Michael Busch

Two years ago, prospects for peace between El Salvador’s gangs seemed good. In May 2012, MS-13 and MS-18 agreed to a peace pact brokered by religious leaders and the government. It represented something of a watershed moment in the country’s politics. To that point, the frighteningly powerful gangs violently contested for monopoly control of various illicit activities, from drugs and human trafficking, to local extortion of businesses and government representatives. The truce represented the first step in curbing the most violent excesses of this competition, and offered some hope that relative peace would allow El Salvador to capitalize on what’s been an otherwise encouraging record (though not without its flaws) of socioeconomic progress since the left-leaning Farabundo Martí National Liberation Front (FMLN) took power in 2009.

Today it looks like the truce might be dead. While murder rates have been steadily climbing in recent months, the first major sign that the pact was in trouble came this past December. A mass grave containing dozens of dismembered bodies was discovered in La Libertad Department, allegedly the work of MS-18.  The discovery affirmed the belief of some that the agreed upon peace was mere window dressing to conceal business-as-usual between the gangs.  Critics of the pact, reported NBC, “noted that while murders were supposedly declining, disappearances were rising, to more than 1,000 last year. Crimes and killings, [they contend] continued clandestinely all along.”  More recent indicators are equally discouraging. 

In the first three months of 2014 alone, over five hundred murders were committed throughout the country. And while this total exceeds that of the same period in 2013 by just a hundred deaths, it’s believed a significant number of these murders resulted from revenge killings by the gangs.  Rigoberto Pleités, El Salvador’s chief of police, estimated that inter-gang violence accounts for more than 70 percent of total murder in 2014, a situation that lead Justice Minister Ricardo Perdomo to conclude this week that the truce “technically no longer exists.” 

What happened?

One possible culprit for the breakdown is the size and evolving structure of the gangs themselves. As the gangs continue to grow, operational control over their activity increasingly devolves to locally-based units.

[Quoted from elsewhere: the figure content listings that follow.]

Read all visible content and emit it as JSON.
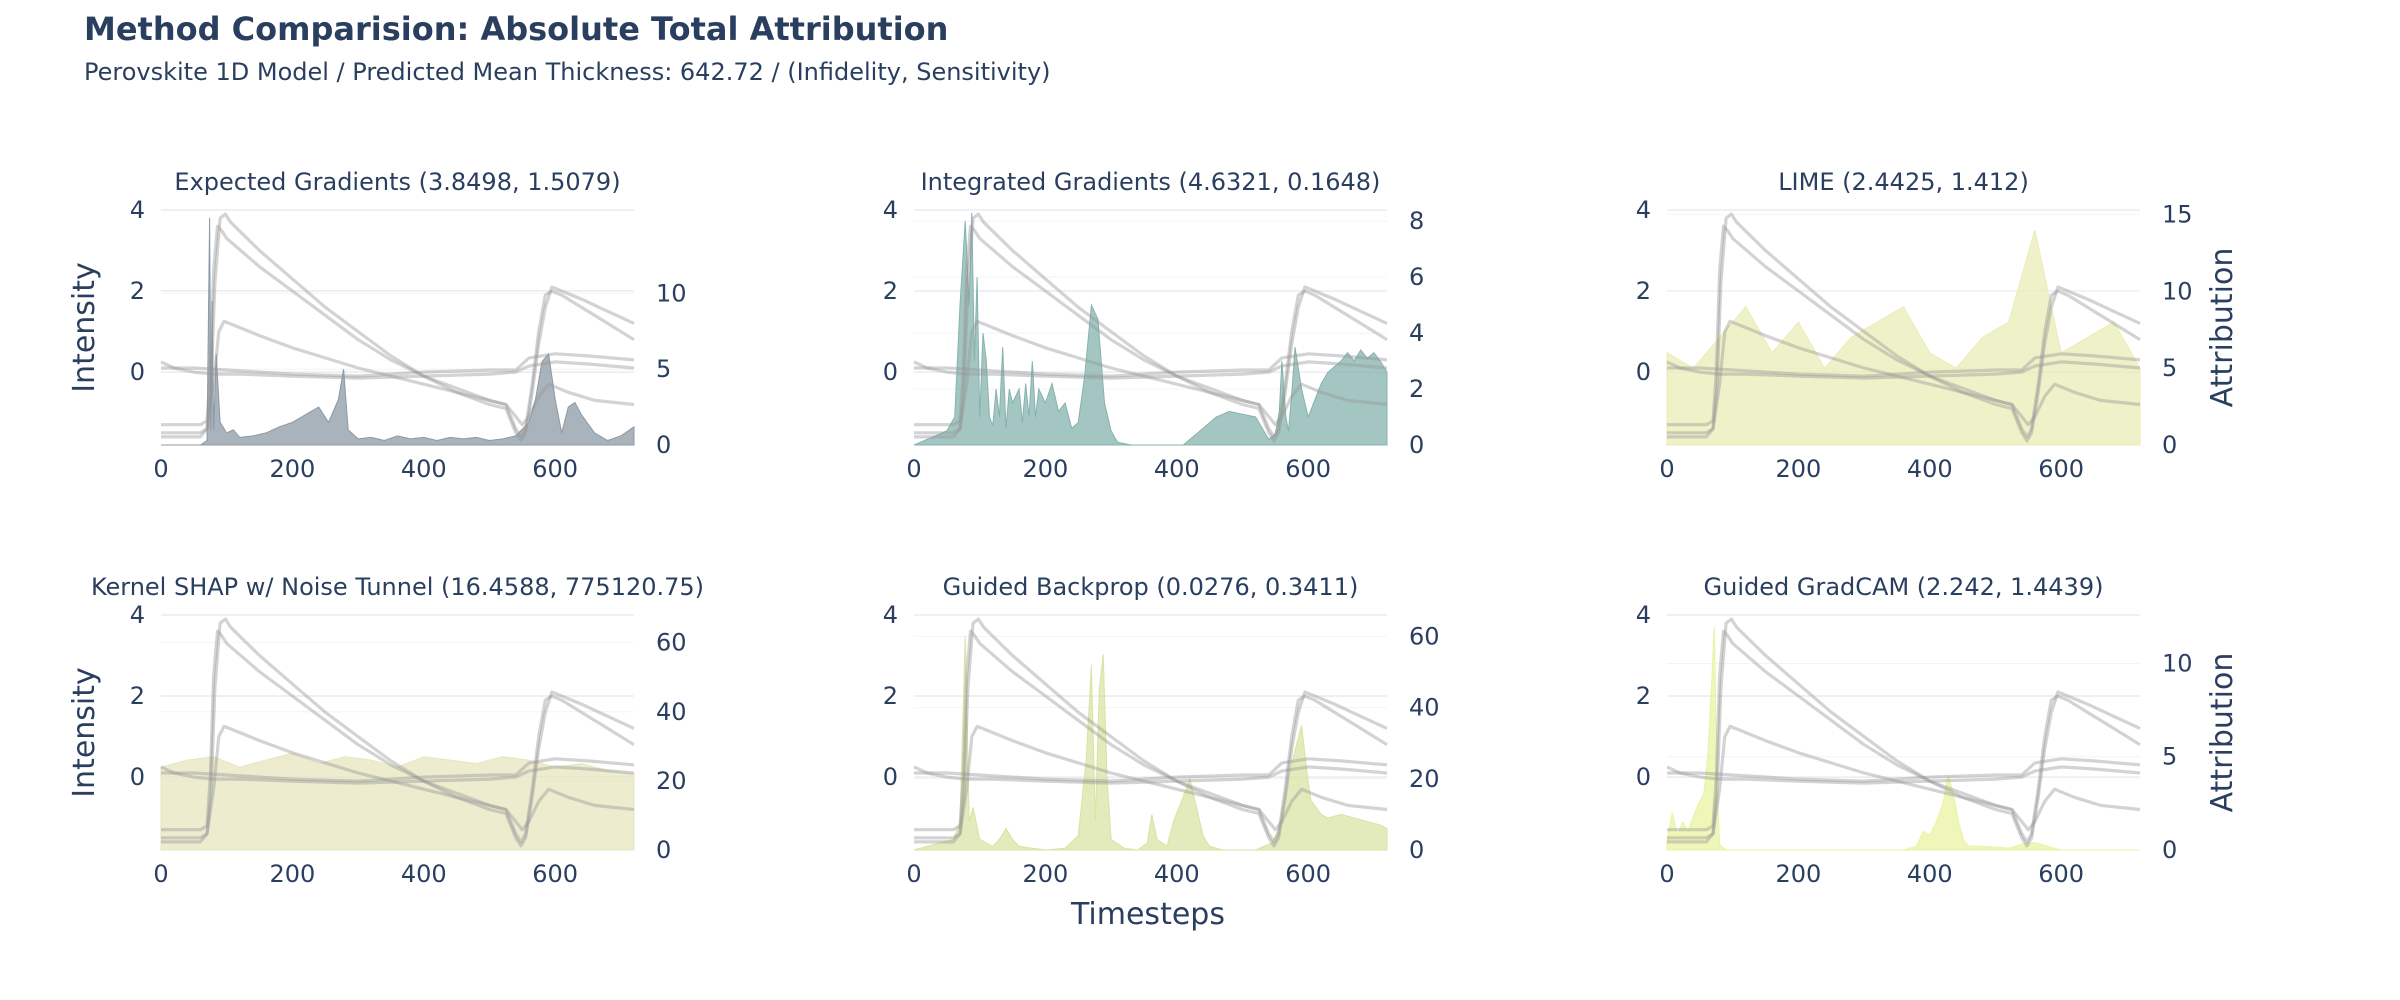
{
  "figure": {
    "title": "Method Comparision: Absolute Total Attribution",
    "subtitle": "Perovskite 1D Model / Predicted Mean Thickness: 642.72 / (Infidelity, Sensitivity)",
    "xlabel": "Timesteps",
    "ylabel_left": "Intensity",
    "ylabel_right": "Attribution"
  },
  "chart_data": [
    {
      "type": "area",
      "title": "Expected Gradients (3.8498, 1.5079)",
      "method": "Expected Gradients",
      "infidelity": 3.8498,
      "sensitivity": 1.5079,
      "xlim": [
        0,
        720
      ],
      "x_ticks": [
        0,
        200,
        400,
        600
      ],
      "y_left_ticks": [
        0,
        2,
        4
      ],
      "y_left_range": [
        -1.8,
        4.0
      ],
      "y_right_ticks": [
        0,
        5,
        10
      ],
      "y_right_range": [
        0,
        15.5
      ],
      "ylabel_left": "Intensity",
      "ylabel_right": "",
      "fill_color": "#8c99a6",
      "attribution": {
        "x": [
          0,
          60,
          70,
          74,
          76,
          78,
          80,
          84,
          90,
          100,
          110,
          120,
          140,
          160,
          180,
          200,
          220,
          240,
          255,
          270,
          278,
          285,
          300,
          320,
          340,
          360,
          380,
          400,
          420,
          440,
          460,
          480,
          500,
          520,
          540,
          560,
          570,
          580,
          590,
          600,
          610,
          620,
          630,
          640,
          660,
          680,
          700,
          720
        ],
        "y": [
          0,
          0,
          0.3,
          15,
          1,
          9.5,
          1,
          6,
          1.5,
          0.8,
          1.0,
          0.5,
          0.6,
          0.8,
          1.2,
          1.5,
          2.0,
          2.5,
          1.5,
          3.0,
          5.0,
          1.0,
          0.4,
          0.5,
          0.3,
          0.6,
          0.4,
          0.5,
          0.3,
          0.5,
          0.4,
          0.5,
          0.3,
          0.4,
          0.6,
          1.5,
          3.0,
          5.5,
          6.0,
          3.0,
          0.8,
          2.5,
          2.8,
          2.0,
          0.8,
          0.3,
          0.6,
          1.2
        ]
      }
    },
    {
      "type": "area",
      "title": "Integrated Gradients (4.6321, 0.1648)",
      "method": "Integrated Gradients",
      "infidelity": 4.6321,
      "sensitivity": 0.1648,
      "xlim": [
        0,
        720
      ],
      "x_ticks": [
        0,
        200,
        400,
        600
      ],
      "y_left_ticks": [
        0,
        2,
        4
      ],
      "y_left_range": [
        -1.8,
        4.0
      ],
      "y_right_ticks": [
        0,
        2,
        4,
        6,
        8
      ],
      "y_right_range": [
        0,
        8.4
      ],
      "ylabel_left": "",
      "ylabel_right": "",
      "fill_color": "#86b3ad",
      "attribution": {
        "x": [
          0,
          30,
          50,
          62,
          70,
          78,
          84,
          88,
          92,
          96,
          100,
          105,
          110,
          115,
          120,
          125,
          130,
          135,
          140,
          145,
          150,
          160,
          165,
          170,
          175,
          180,
          185,
          190,
          200,
          210,
          220,
          230,
          240,
          250,
          260,
          270,
          280,
          290,
          300,
          310,
          330,
          350,
          380,
          410,
          420,
          440,
          460,
          480,
          500,
          520,
          530,
          540,
          550,
          556,
          560,
          566,
          570,
          575,
          580,
          590,
          600,
          610,
          620,
          630,
          640,
          650,
          660,
          670,
          680,
          690,
          700,
          710,
          720
        ],
        "y": [
          0,
          0.3,
          0.5,
          1.0,
          5.0,
          8.0,
          5.0,
          8.3,
          3.0,
          6.0,
          1.0,
          4.0,
          3.0,
          1.0,
          0.7,
          2.0,
          1.0,
          3.5,
          0.6,
          2.0,
          1.5,
          2.0,
          0.8,
          2.2,
          1.0,
          3.0,
          1.0,
          2.0,
          1.5,
          2.2,
          1.2,
          1.5,
          0.6,
          0.8,
          2.5,
          5.0,
          4.5,
          1.5,
          0.5,
          0.1,
          0,
          0,
          0,
          0,
          0.2,
          0.6,
          1.0,
          1.2,
          1.1,
          1.0,
          0.6,
          0.2,
          0.4,
          1.2,
          3.0,
          1.0,
          0.5,
          1.8,
          3.5,
          2.0,
          1.0,
          1.6,
          2.2,
          2.6,
          2.8,
          3.0,
          3.3,
          3.0,
          3.4,
          3.1,
          3.3,
          3.0,
          2.6
        ]
      }
    },
    {
      "type": "area",
      "title": "LIME (2.4425, 1.412)",
      "method": "LIME",
      "infidelity": 2.4425,
      "sensitivity": 1.412,
      "xlim": [
        0,
        720
      ],
      "x_ticks": [
        0,
        200,
        400,
        600
      ],
      "y_left_ticks": [
        0,
        2,
        4
      ],
      "y_left_range": [
        -1.8,
        4.0
      ],
      "y_right_ticks": [
        0,
        5,
        10,
        15
      ],
      "y_right_range": [
        0,
        15.3
      ],
      "ylabel_left": "",
      "ylabel_right": "Attribution",
      "fill_color": "#eaedb6",
      "attribution": {
        "x": [
          0,
          40,
          80,
          120,
          160,
          200,
          240,
          280,
          320,
          360,
          400,
          440,
          480,
          520,
          560,
          600,
          640,
          680,
          720
        ],
        "y": [
          6,
          5,
          7,
          9,
          6,
          8,
          5,
          7,
          8,
          9,
          6,
          5,
          7,
          8,
          14,
          6,
          7,
          8,
          5
        ]
      }
    },
    {
      "type": "area",
      "title": "Kernel SHAP w/ Noise Tunnel (16.4588, 775120.75)",
      "method": "Kernel SHAP w/ Noise Tunnel",
      "infidelity": 16.4588,
      "sensitivity": 775120.75,
      "xlim": [
        0,
        720
      ],
      "x_ticks": [
        0,
        200,
        400,
        600
      ],
      "y_left_ticks": [
        0,
        2,
        4
      ],
      "y_left_range": [
        -1.8,
        4.0
      ],
      "y_right_ticks": [
        0,
        20,
        40,
        60
      ],
      "y_right_range": [
        0,
        68
      ],
      "ylabel_left": "Intensity",
      "ylabel_right": "",
      "fill_color": "#e7e6bf",
      "attribution": {
        "x": [
          0,
          40,
          80,
          120,
          160,
          200,
          240,
          280,
          320,
          360,
          400,
          440,
          480,
          520,
          560,
          600,
          640,
          680,
          720
        ],
        "y": [
          24,
          26,
          27,
          24,
          26,
          28,
          25,
          27,
          26,
          24,
          27,
          26,
          25,
          27,
          26,
          24,
          25,
          23,
          22
        ]
      }
    },
    {
      "type": "area",
      "title": "Guided Backprop (0.0276, 0.3411)",
      "method": "Guided Backprop",
      "infidelity": 0.0276,
      "sensitivity": 0.3411,
      "xlim": [
        0,
        720
      ],
      "x_ticks": [
        0,
        200,
        400,
        600
      ],
      "y_left_ticks": [
        0,
        2,
        4
      ],
      "y_left_range": [
        -1.8,
        4.0
      ],
      "y_right_ticks": [
        0,
        20,
        40,
        60
      ],
      "y_right_range": [
        0,
        66
      ],
      "ylabel_left": "",
      "ylabel_right": "",
      "fill_color": "#d9e3a4",
      "attribution": {
        "x": [
          0,
          20,
          40,
          60,
          70,
          78,
          84,
          90,
          100,
          120,
          130,
          140,
          150,
          160,
          200,
          230,
          250,
          262,
          270,
          276,
          282,
          288,
          294,
          300,
          320,
          340,
          355,
          362,
          370,
          385,
          395,
          410,
          420,
          430,
          440,
          450,
          470,
          490,
          520,
          545,
          560,
          570,
          580,
          590,
          598,
          604,
          612,
          620,
          630,
          650,
          670,
          690,
          710,
          720
        ],
        "y": [
          0,
          1,
          2,
          3,
          8,
          60,
          8,
          12,
          3,
          1,
          3,
          6,
          3,
          1,
          0,
          0.5,
          4,
          25,
          52,
          8,
          45,
          55,
          20,
          3,
          0.5,
          0,
          2,
          10,
          3,
          1,
          8,
          15,
          20,
          12,
          4,
          1,
          0,
          0,
          0,
          2,
          8,
          20,
          28,
          35,
          22,
          14,
          12,
          10,
          9,
          10,
          9,
          8,
          7,
          6
        ]
      }
    },
    {
      "type": "area",
      "title": "Guided GradCAM (2.242, 1.4439)",
      "method": "Guided GradCAM",
      "infidelity": 2.242,
      "sensitivity": 1.4439,
      "xlim": [
        0,
        720
      ],
      "x_ticks": [
        0,
        200,
        400,
        600
      ],
      "y_left_ticks": [
        0,
        2,
        4
      ],
      "y_left_range": [
        -1.8,
        4.0
      ],
      "y_right_ticks": [
        0,
        5,
        10
      ],
      "y_right_range": [
        0,
        12.6
      ],
      "ylabel_left": "",
      "ylabel_right": "Attribution",
      "fill_color": "#eaf3a3",
      "attribution": {
        "x": [
          0,
          8,
          16,
          24,
          32,
          40,
          48,
          56,
          62,
          68,
          72,
          76,
          80,
          90,
          100,
          200,
          300,
          360,
          380,
          390,
          400,
          410,
          420,
          428,
          436,
          444,
          452,
          460,
          480,
          520,
          540,
          560,
          580,
          600,
          720
        ],
        "y": [
          0.5,
          2.0,
          0.8,
          1.5,
          1.0,
          1.8,
          2.5,
          3.0,
          5.0,
          9.0,
          12.0,
          4.0,
          0.3,
          0,
          0,
          0,
          0,
          0,
          0.2,
          1.0,
          0.8,
          1.5,
          2.5,
          4.0,
          3.0,
          1.5,
          0.5,
          0.2,
          0.2,
          0.1,
          0.3,
          0.4,
          0.2,
          0,
          0
        ]
      }
    }
  ],
  "signals": {
    "note_shared": "Grey intensity traces drawn identically in each subplot (left axis, data units).",
    "series": [
      {
        "x": [
          0,
          60,
          70,
          75,
          80,
          86,
          92,
          100,
          150,
          200,
          250,
          300,
          350,
          400,
          450,
          500,
          525,
          540,
          548,
          555,
          565,
          575,
          585,
          595,
          610,
          640,
          680,
          720
        ],
        "y": [
          -1.3,
          -1.3,
          -1.2,
          0.0,
          2.5,
          3.6,
          3.5,
          3.3,
          2.6,
          2.0,
          1.4,
          0.8,
          0.3,
          -0.1,
          -0.4,
          -0.7,
          -0.8,
          -1.4,
          -1.6,
          -1.4,
          -0.3,
          1.0,
          1.9,
          2.0,
          1.9,
          1.6,
          1.2,
          0.8
        ]
      },
      {
        "x": [
          0,
          60,
          70,
          76,
          82,
          90,
          98,
          106,
          150,
          200,
          250,
          300,
          350,
          400,
          450,
          500,
          525,
          540,
          548,
          555,
          565,
          575,
          585,
          595,
          610,
          640,
          680,
          720
        ],
        "y": [
          -1.6,
          -1.6,
          -1.4,
          -0.4,
          2.2,
          3.8,
          3.9,
          3.7,
          3.0,
          2.3,
          1.6,
          1.0,
          0.4,
          -0.1,
          -0.5,
          -0.8,
          -0.9,
          -1.5,
          -1.7,
          -1.5,
          -0.5,
          0.7,
          1.6,
          2.1,
          2.0,
          1.8,
          1.5,
          1.2
        ]
      },
      {
        "x": [
          0,
          60,
          70,
          80,
          88,
          96,
          104,
          150,
          200,
          250,
          300,
          350,
          400,
          450,
          500,
          525,
          540,
          550,
          560,
          575,
          590,
          620,
          660,
          720
        ],
        "y": [
          -1.5,
          -1.5,
          -1.4,
          -0.3,
          1.0,
          1.25,
          1.2,
          0.9,
          0.6,
          0.35,
          0.1,
          -0.1,
          -0.3,
          -0.5,
          -0.7,
          -0.8,
          -1.1,
          -1.3,
          -1.1,
          -0.6,
          -0.3,
          -0.5,
          -0.7,
          -0.8
        ]
      },
      {
        "x": [
          0,
          20,
          50,
          80,
          120,
          200,
          300,
          400,
          500,
          540,
          560,
          600,
          650,
          720
        ],
        "y": [
          0.25,
          0.1,
          0.0,
          -0.05,
          -0.05,
          -0.1,
          -0.15,
          -0.1,
          -0.05,
          0.0,
          0.15,
          0.25,
          0.2,
          0.1
        ]
      },
      {
        "x": [
          0,
          50,
          100,
          200,
          300,
          400,
          500,
          540,
          560,
          600,
          650,
          720
        ],
        "y": [
          0.1,
          0.1,
          0.05,
          -0.05,
          -0.1,
          0.0,
          0.05,
          0.05,
          0.35,
          0.45,
          0.4,
          0.3
        ]
      }
    ]
  }
}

Several years back, when the pact was first established, I registered worries “that even if the higher ups in MS-13 and MS-18, many of whom are directing traffic from prison, genuinely endorse the peace plan, they may not be able to effectively enforce it.” This may be, but it is doubtful. 

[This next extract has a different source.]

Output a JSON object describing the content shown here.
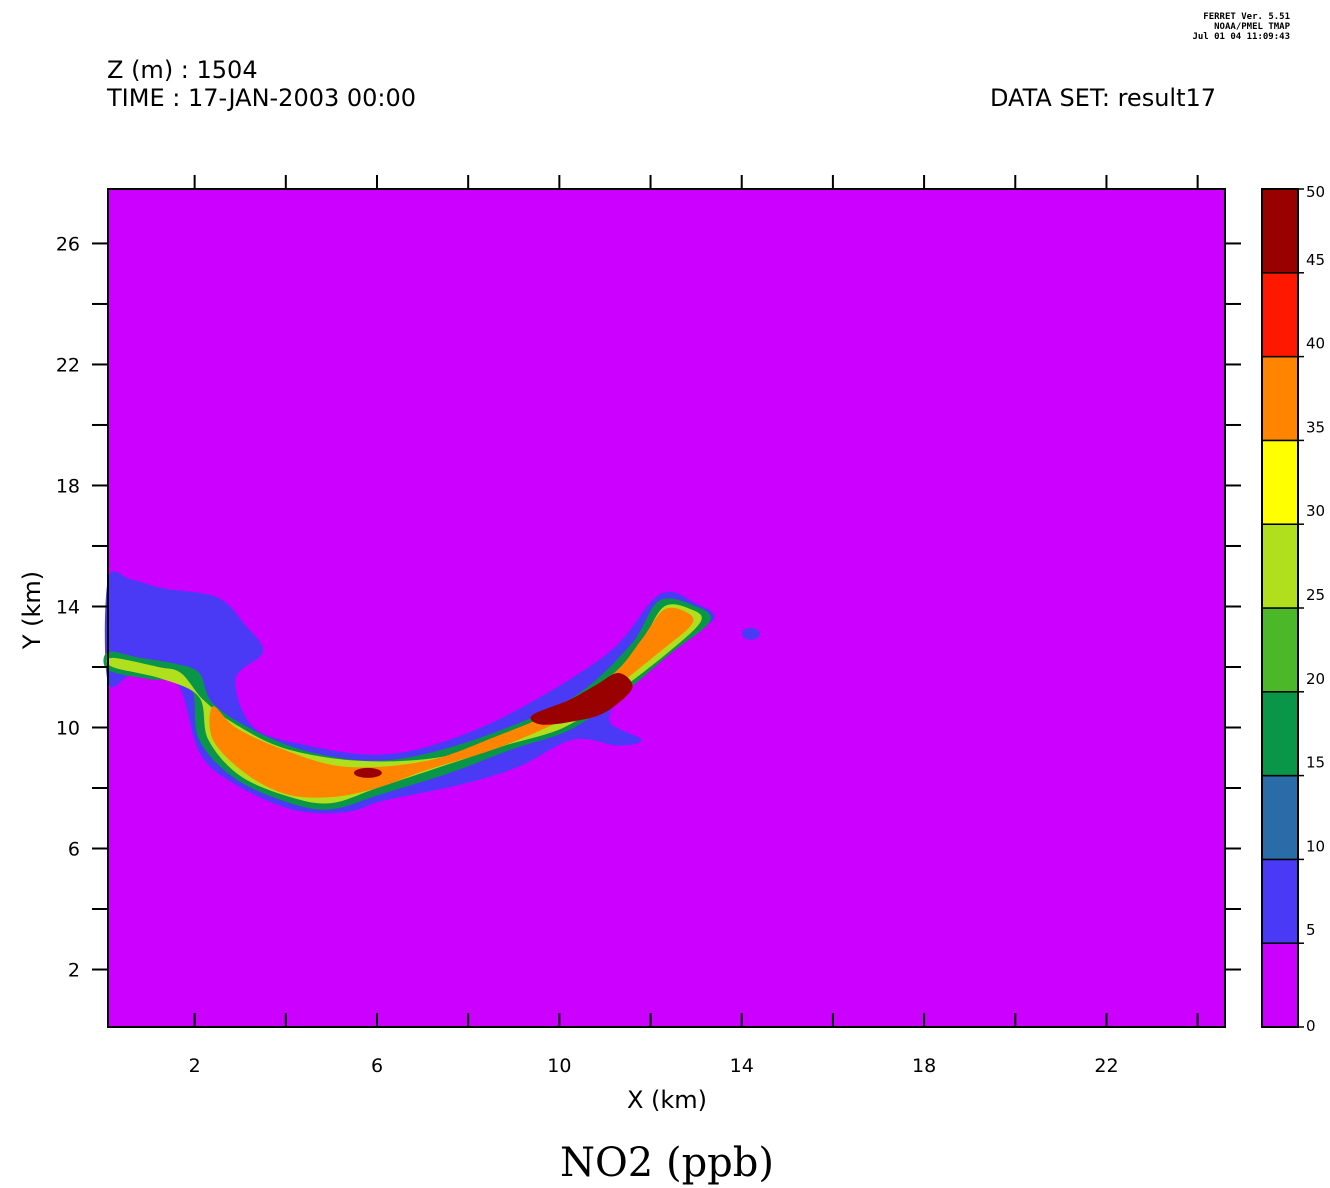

Political failure is the more likely explanation. On March 8, El Salvador will hold a national run-off election between Salvador Sánchez Cerén of the ruling FMLN party and Norman Quijano, the conservative ARENA party’s candidate, for the presidency. While Sánchez Cerén will almost certainly crush Quijano in Sunday’s election (ARENA’s campaigning has been farcically hysterical in tone), the FMLN’s victory won’t have been won without serious damage to the truce, which has been a significant point of weakness for the party. 

Despite promises that the pact would reduce levels of violence across the country, skeptics have argued from the start that the agreement would allow the gangs to consolidate and extend their control of illicit and licit market activities behind the veneer of détente. Conservative elites have been especially pointed in their attacks, accusing El Salvador’s left-of-center government of collusion with gang leaders and corruption of the country’s political process.  These assaults have achieved their purpose—forcing government representatives to back away from their initial support of the peace pact. 

While the country’s president, Mauricio Funes, has publicly avoided the issue, his government has sent clear signals that its previous embrace of the pact no longer exists. The Economist noted last month that Perdomo “has taken a tough line,” and that government support for different initiatives associated with the truce has all but dried up. “An agreement under which eleven municipalities agreed with the gangs to provide ‘peace zones’ and job opportunities in exchange for a halt to the violence has been undermined.” Since November mayors from both the FMLN and Arena have complained that federal cash to support the programs has not materialized.”

Whether abandonment of the truce will continue to be government policy following Sánchez’s victory remains to be seen, though it seems the most probable option facing the next president. The possibility for a reset seems remote at this point—the truce has become too politically unpalatable for the public—though not beyond the realm of possibility. Conversely, an explicit return to the mano dura policies of the previous ARENA administration would be politically out of the question, not to mention ethically unacceptable. Allowing the truce to wither and die, then, will be a tempting decision to take. What results from there is anyone’s guess.